I ran back to the corner of the shop and looked at LTC Kurilla who was bleeding, and saw CSM Prosser’s extremely bloody leg inside the shop, the rest of him was still obscured from view. I was going to run into the shop and shoot every man with a gun. And I was scared to death.
What I didn’t realize was at that same moment four soldiers from Alpha Company 2nd Platoon were arriving on scene, just in time to see me about to go into the store. SSG Gregory Konkol, SGT Jim Lewis, and specialists Nicholas Devereaux and Christopher Muse where right there, behind me, but I didn’t see them.
Reaching around the corner, I fired three shots into the shop. The third bullet pierced a propane canister, which jumped up in the air and began spinning violently. It came straight at my head but somehow missed, flying out of the shop as a high-pressure jet of propane hit me in the face. The goggles saved my eyes. I gulped in deeply.

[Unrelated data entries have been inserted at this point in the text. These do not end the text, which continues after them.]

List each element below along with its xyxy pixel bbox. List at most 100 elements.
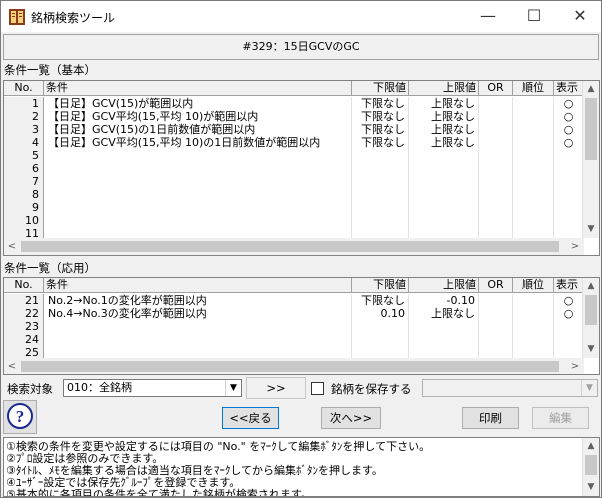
chevron-down-icon[interactable]: ▼ — [225, 380, 241, 396]
lower-limit-cell — [352, 162, 409, 175]
maximize-button[interactable]: ☐ — [511, 1, 557, 32]
table-row[interactable]: 10 — [4, 214, 584, 227]
minimize-button[interactable]: — — [465, 1, 511, 32]
row-number[interactable]: 23 — [4, 320, 44, 333]
display-mark-cell — [554, 162, 584, 175]
help-icon: ? — [3, 400, 37, 434]
row-number[interactable]: 2 — [4, 110, 44, 123]
lower-limit-cell — [352, 188, 409, 201]
condition-cell — [44, 175, 352, 188]
save-stocks-label[interactable]: 銘柄を保存する — [331, 381, 412, 397]
display-mark-cell — [554, 188, 584, 201]
basic-horizontal-scrollbar[interactable]: < > — [4, 238, 584, 255]
header-display[interactable]: 表示 — [554, 278, 584, 293]
rank-cell — [513, 201, 554, 214]
print-button[interactable]: 印刷 — [462, 407, 519, 429]
close-button[interactable]: ✕ — [557, 1, 602, 32]
save-target-select[interactable]: ▼ — [422, 379, 598, 397]
row-number[interactable]: 7 — [4, 175, 44, 188]
table-row[interactable]: 1 【日足】GCV(15)が範囲以内 下限なし 上限なし ○ — [4, 97, 584, 110]
display-mark-cell: ○ — [554, 97, 584, 110]
row-number[interactable]: 1 — [4, 97, 44, 110]
applied-horizontal-scrollbar[interactable]: < > — [4, 358, 584, 374]
header-condition[interactable]: 条件 — [44, 81, 352, 96]
header-or[interactable]: OR — [479, 278, 513, 293]
row-number[interactable]: 10 — [4, 214, 44, 227]
back-button[interactable]: <<戻る — [222, 407, 279, 429]
table-row[interactable]: 4 【日足】GCV平均(15,平均 10)の1日前数値が範囲以内 下限なし 上限なし ○ — [4, 136, 584, 149]
title-bar: 銘柄検索ツール — ☐ ✕ — [1, 1, 601, 32]
header-lower[interactable]: 下限値 — [352, 81, 409, 96]
scroll-down-icon[interactable]: ▼ — [583, 479, 599, 495]
table-row[interactable]: 8 — [4, 188, 584, 201]
header-lower[interactable]: 下限値 — [352, 278, 409, 293]
lower-limit-cell: 下限なし — [352, 123, 409, 136]
table-row[interactable]: 22 No.4→No.3の変化率が範囲以内 0.10 上限なし ○ — [4, 307, 584, 320]
scroll-thumb[interactable] — [585, 455, 597, 475]
row-number[interactable]: 4 — [4, 136, 44, 149]
table-row[interactable]: 24 — [4, 333, 584, 346]
row-number[interactable]: 24 — [4, 333, 44, 346]
apply-target-button[interactable]: >> — [246, 377, 306, 399]
table-row[interactable]: 7 — [4, 175, 584, 188]
scroll-left-icon[interactable]: < — [4, 238, 20, 255]
table-row[interactable]: 5 — [4, 149, 584, 162]
rank-cell — [513, 307, 554, 320]
header-condition[interactable]: 条件 — [44, 278, 352, 293]
row-number[interactable]: 5 — [4, 149, 44, 162]
scroll-thumb[interactable] — [21, 361, 559, 372]
scroll-down-icon[interactable]: ▼ — [583, 341, 599, 357]
rank-cell — [513, 149, 554, 162]
scroll-thumb[interactable] — [585, 98, 597, 160]
basic-conditions-label: 条件一覧（基本） — [4, 63, 96, 77]
table-row[interactable]: 9 — [4, 201, 584, 214]
header-display[interactable]: 表示 — [554, 81, 584, 96]
header-or[interactable]: OR — [479, 81, 513, 96]
notes-panel[interactable]: ①検索の条件を変更や設定するには項目の "No." をﾏｰｸして編集ﾎﾞﾀﾝを押… — [3, 437, 600, 497]
basic-vertical-scrollbar[interactable]: ▲ ▼ — [582, 81, 599, 238]
upper-limit-cell — [409, 320, 479, 333]
scroll-left-icon[interactable]: < — [4, 358, 20, 374]
row-number[interactable]: 6 — [4, 162, 44, 175]
row-number[interactable]: 8 — [4, 188, 44, 201]
search-target-select[interactable]: 010：全銘柄 ▼ — [63, 379, 242, 397]
header-rank[interactable]: 順位 — [513, 81, 554, 96]
scroll-right-icon[interactable]: > — [567, 238, 583, 255]
scroll-thumb[interactable] — [21, 241, 559, 252]
row-number[interactable]: 22 — [4, 307, 44, 320]
condition-cell: 【日足】GCV(15)が範囲以内 — [44, 97, 352, 110]
table-row[interactable]: 23 — [4, 320, 584, 333]
search-title-caption: #329：15日GCVのGC — [3, 34, 599, 60]
applied-vertical-scrollbar[interactable]: ▲ ▼ — [582, 278, 599, 358]
help-button[interactable]: ? — [3, 400, 37, 434]
lower-limit-cell — [352, 149, 409, 162]
header-no[interactable]: No. — [4, 81, 44, 96]
header-rank[interactable]: 順位 — [513, 278, 554, 293]
header-upper[interactable]: 上限値 — [409, 278, 479, 293]
row-number[interactable]: 3 — [4, 123, 44, 136]
row-number[interactable]: 9 — [4, 201, 44, 214]
display-mark-cell: ○ — [554, 294, 584, 307]
scroll-down-icon[interactable]: ▼ — [583, 221, 599, 237]
scroll-up-icon[interactable]: ▲ — [583, 438, 599, 454]
edit-button[interactable]: 編集 — [532, 407, 589, 429]
upper-limit-cell: 上限なし — [409, 123, 479, 136]
rank-cell — [513, 188, 554, 201]
scroll-right-icon[interactable]: > — [567, 358, 583, 374]
table-row[interactable]: 6 — [4, 162, 584, 175]
table-row[interactable]: 21 No.2→No.1の変化率が範囲以内 下限なし -0.10 ○ — [4, 294, 584, 307]
save-stocks-checkbox[interactable] — [311, 382, 324, 395]
scroll-up-icon[interactable]: ▲ — [583, 81, 599, 97]
scroll-up-icon[interactable]: ▲ — [583, 278, 599, 294]
notes-vertical-scrollbar[interactable]: ▲ ▼ — [582, 438, 599, 496]
table-row[interactable]: 3 【日足】GCV(15)の1日前数値が範囲以内 下限なし 上限なし ○ — [4, 123, 584, 136]
row-number[interactable]: 21 — [4, 294, 44, 307]
scroll-thumb[interactable] — [585, 295, 597, 325]
chevron-down-icon[interactable]: ▼ — [581, 380, 597, 396]
header-upper[interactable]: 上限値 — [409, 81, 479, 96]
window-title: 銘柄検索ツール — [31, 11, 116, 25]
next-button[interactable]: 次へ>> — [321, 407, 381, 429]
table-row[interactable]: 2 【日足】GCV平均(15,平均 10)が範囲以内 下限なし 上限なし ○ — [4, 110, 584, 123]
header-no[interactable]: No. — [4, 278, 44, 293]
basic-grid-header: No. 条件 下限値 上限値 OR 順位 表示 — [4, 81, 584, 96]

In the tiniest fraction of a second, somehow my mind actually registered Propane . . . FIREBALL! as it bounced on the ground where it spun furiously, creating an explosive cloud of gas and dust, just waiting for someone to fire a weapon.
I scrambled back, got up and ran a few yards, afraid that Kurilla was going to burn up if there was a fire. The soldiers from Alpha Company were heading toward him when LTC Kurilla yelled out that he was okay, but that CSM Prosser was still in the shop. The Alpha Company soldiers ran through the propane and dust cloud and swarmed the shop.

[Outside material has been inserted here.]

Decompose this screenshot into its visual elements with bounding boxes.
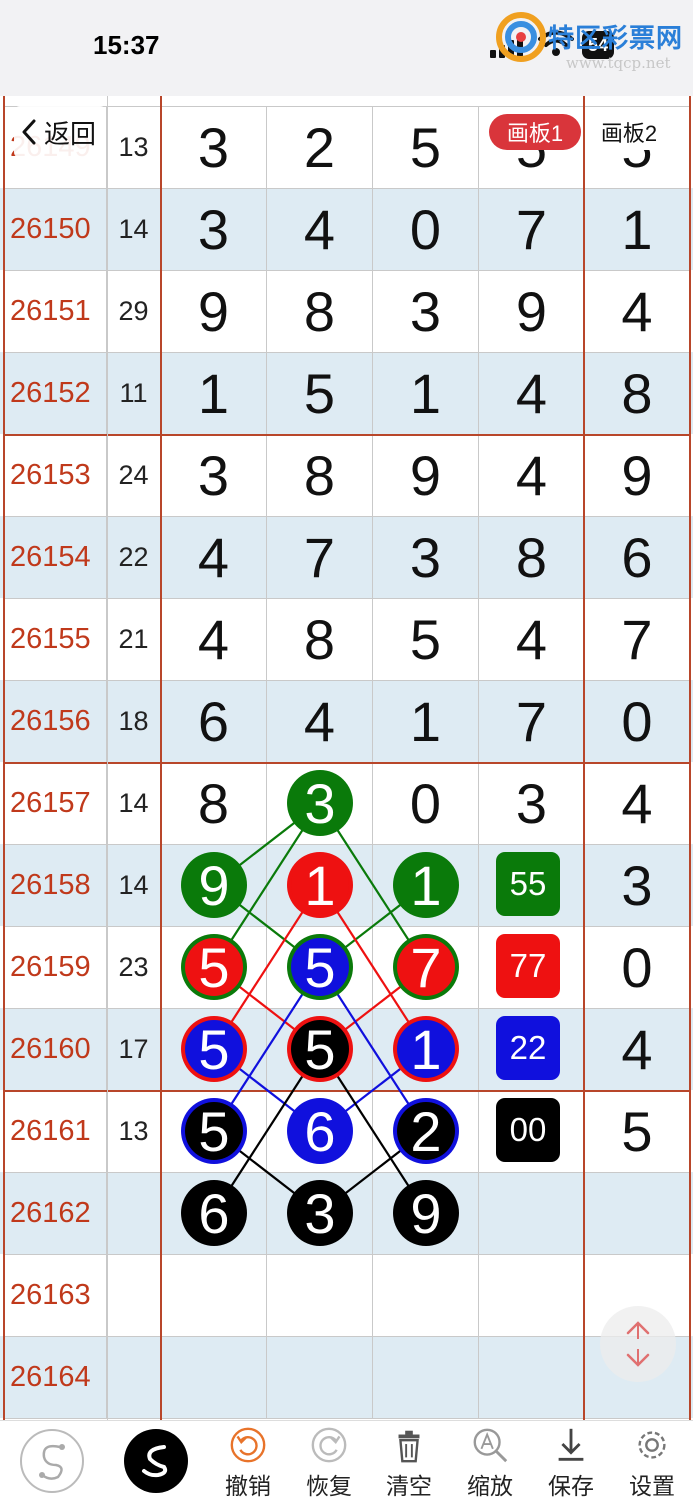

When the bullet hit that canister, Prosser—who I thought might be dead because of all the blood on his leg—was actually fighting hand-to-hand on the ground. Wrapped in a ground fight, Prosser could not pull out his service pistol strapped on his right leg, or get to his knife on his left, because the terrorist—who turned out to be a serious terrorist—had grabbed Prosser’s helmet and pulled it over his eyes and twisted it.
Prosser had beaten the terrorist in the head three times with his fist and was gripping his throat, choking him. But Prosser’s gloves were slippery with blood so he couldn’t hold on well. At the same time, the terrorist was trying to bite Prosser’s wrist, but instead he bit onto the face of Prosser’s watch. (Prosser wears his watch with the face turned inward.) The terrorist had a mouthful of watch but he somehow also managed to punch Prosser in the face. When I shot the propane canister, Prosser had nearly strangled the guy, but my shots made Prosser think bad guys were coming, so he released the terrorist’s throat and snatched out the pistol from his holster, just as SSG Konkol, Lewis, Devereaux and Muse swarmed the shop. But the shots and the propane fiasco also had brought the terrorist back to life, so Prosser quickly reholstered his pistol and subdued him by smashing his face into the concrete.
The combat drama was ended, so I started snapping photos again.
When Recon platoon showed up about a minute later, SFC Bowman asked LTC Kurilla to lie down. But Kurilla was ordering people to put out security, and directing action this way and that. When the very experienced medic, Specialist Munoz, put morphine into Kurilla, the commander still kept giving orders, even telling Munoz how to do his job. So SFC Bowman told Munoz to give Kurilla another morphine, and finally Kurilla settled down, and stopped giving orders long enough for them to haul him and the terrorist away to the Combat Support Hospital.